19/12/2005 | Livres | 0 commentaires

Un bain de jouvence
Nicole Chaabi

Gaspard Nocturne, 2005

(par Annie Forest-Abou Mansour)

Nicole Chaabi plonge le lecteur dans une fabuleuse fontaine de jouvence aux vertus rajeunissantes et purifiantes. Au fil du texte une conscience anonyme, celle de la narratrice («La petite fille a disparu derrière un nuage, je ne peux la rattraper. Elle était là derrière les rides de la femme… »), d’une fleur, d’un animal, retrouve les origines des sensations et des émotions. Par le pouvoir mystérieux et fort des mots, elle fait renaître le réel, dépouillé du voile des habitudes et des préjugés. Le fonctionnel s’estompe au profit de l’émotion, du Vrai. Le plus ténu des éléments du réel reconquiert sa beauté et sa force, et la vie son sens : « Pourquoi ne pas trouver la beauté dans cette vie quotidienne où chaque jour le soleil se lève, joue à cache-cache avec les maisons puis disparaît derrière la chaîne de montagnes en lançant ses derniers éclairs de chaleur et de lumière dans un chatoiement de couleurs orangé jaune ». Les mots emportent le lecteur vers des ailleurs multiples mais aussi au coeur de son intériorité dans une quête d’absolu et d’harmonie avec le monde environnant. Le mot saisit le fugace, l’arrache à l’éphémère et le fige dans la pérennité et la poésie : « Tous ces mots inconnus, toutes ces paroles silencieuses, toutes ces absences douloureuses, toutes ces failles fécondes, tous ces émotions inoubliables, tous ces rêves insensés, tout cela doit se rassembler pour faire la rivière argentée : la rivière poissonneuses pleine de soleil qui brille dans le lointain…. ».

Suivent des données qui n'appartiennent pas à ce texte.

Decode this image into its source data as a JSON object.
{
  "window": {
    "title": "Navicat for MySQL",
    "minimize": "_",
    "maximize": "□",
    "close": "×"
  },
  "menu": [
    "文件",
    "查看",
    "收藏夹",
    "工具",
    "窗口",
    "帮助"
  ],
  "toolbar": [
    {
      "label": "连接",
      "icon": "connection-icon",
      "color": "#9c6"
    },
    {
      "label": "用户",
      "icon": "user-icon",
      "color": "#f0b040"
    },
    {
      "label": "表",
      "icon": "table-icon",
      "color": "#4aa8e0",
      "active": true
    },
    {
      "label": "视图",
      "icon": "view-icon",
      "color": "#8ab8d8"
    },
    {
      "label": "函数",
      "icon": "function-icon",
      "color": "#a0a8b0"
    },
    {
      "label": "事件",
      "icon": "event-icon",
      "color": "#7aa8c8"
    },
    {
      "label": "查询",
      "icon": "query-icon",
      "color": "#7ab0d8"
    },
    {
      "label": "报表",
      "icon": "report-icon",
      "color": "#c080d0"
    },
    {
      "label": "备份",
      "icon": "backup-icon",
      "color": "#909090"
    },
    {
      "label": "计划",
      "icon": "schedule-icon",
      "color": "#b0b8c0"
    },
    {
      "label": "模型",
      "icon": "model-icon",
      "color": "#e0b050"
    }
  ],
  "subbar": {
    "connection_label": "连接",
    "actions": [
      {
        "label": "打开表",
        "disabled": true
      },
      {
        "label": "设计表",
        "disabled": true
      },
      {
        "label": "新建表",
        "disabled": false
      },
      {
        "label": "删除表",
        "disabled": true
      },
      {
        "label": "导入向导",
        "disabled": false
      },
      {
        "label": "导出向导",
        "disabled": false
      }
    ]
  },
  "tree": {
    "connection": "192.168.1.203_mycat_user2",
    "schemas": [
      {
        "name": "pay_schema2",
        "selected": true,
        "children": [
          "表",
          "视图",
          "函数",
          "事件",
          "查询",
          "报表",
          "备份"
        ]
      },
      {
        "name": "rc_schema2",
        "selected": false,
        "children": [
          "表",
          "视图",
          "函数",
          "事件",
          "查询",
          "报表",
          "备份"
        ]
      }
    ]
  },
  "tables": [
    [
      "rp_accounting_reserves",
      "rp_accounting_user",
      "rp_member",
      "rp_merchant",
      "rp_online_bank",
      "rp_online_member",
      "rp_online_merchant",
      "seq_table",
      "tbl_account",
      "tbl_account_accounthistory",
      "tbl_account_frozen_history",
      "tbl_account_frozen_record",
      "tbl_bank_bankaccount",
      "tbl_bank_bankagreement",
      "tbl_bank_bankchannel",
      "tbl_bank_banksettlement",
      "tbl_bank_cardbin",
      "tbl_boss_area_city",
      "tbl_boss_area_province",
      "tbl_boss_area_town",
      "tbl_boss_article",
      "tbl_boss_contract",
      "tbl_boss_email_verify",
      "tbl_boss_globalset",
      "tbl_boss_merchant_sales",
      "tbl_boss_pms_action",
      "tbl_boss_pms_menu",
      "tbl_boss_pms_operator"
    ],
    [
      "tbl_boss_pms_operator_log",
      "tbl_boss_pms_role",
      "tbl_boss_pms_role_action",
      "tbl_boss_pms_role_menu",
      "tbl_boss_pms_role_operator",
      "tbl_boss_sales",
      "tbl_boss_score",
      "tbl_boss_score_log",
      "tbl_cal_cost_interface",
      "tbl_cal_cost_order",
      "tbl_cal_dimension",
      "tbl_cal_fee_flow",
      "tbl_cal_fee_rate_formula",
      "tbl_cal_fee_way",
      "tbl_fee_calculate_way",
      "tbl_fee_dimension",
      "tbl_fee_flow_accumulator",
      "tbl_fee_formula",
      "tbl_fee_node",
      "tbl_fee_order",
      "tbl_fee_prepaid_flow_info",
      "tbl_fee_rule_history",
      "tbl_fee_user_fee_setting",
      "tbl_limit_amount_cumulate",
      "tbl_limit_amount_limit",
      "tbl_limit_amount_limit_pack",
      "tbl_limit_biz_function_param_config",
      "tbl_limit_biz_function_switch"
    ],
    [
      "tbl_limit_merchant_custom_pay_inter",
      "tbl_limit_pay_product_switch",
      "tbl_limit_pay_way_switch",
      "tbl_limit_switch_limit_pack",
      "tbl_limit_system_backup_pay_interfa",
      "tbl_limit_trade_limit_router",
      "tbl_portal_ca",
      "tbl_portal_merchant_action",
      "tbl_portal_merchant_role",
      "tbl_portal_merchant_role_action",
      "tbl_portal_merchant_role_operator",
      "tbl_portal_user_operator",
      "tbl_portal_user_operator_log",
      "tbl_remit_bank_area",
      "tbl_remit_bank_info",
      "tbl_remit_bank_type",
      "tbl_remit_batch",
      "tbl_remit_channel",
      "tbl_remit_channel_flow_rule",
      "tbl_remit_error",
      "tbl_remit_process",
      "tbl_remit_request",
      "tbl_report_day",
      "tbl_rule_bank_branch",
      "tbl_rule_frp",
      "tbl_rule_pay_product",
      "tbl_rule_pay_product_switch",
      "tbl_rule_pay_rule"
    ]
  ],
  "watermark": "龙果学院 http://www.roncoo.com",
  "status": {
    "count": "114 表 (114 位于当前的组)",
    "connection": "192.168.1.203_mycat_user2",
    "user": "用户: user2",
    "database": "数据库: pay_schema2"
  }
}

Dans sa quête, la narratrice retrouve l’homme vrai, celui des origines opposé à l’homme civilisé mais faux et vain : « L’homme civilisé a mis l’avoir avant toute chose, il entasse, il engrange et il meurt désespéré sans avoir su méditer ». Le rêve est accessible à chacun d’entre nous malgré les noirceurs de la vie que Nicole Chaabi ne tait nullement : « La nuit est en nous, la nuit du désespoir ; celle des enfants et des femmes battus, violés, tués ; celle des hommes privés de liberté, torturés, assassinés : celle des armées en guerre et des pays avides de puissance : celle des fanatiques qui se font exploser avec leurs victimes… »

Ce livre sans histoire, au sens propre comme au sens figuré, cette mignardise philosophico-poétique, est un chant inspirant tout à la fois le rêve et la réflexion, un guide pour apprécier les moindres instants de la vie.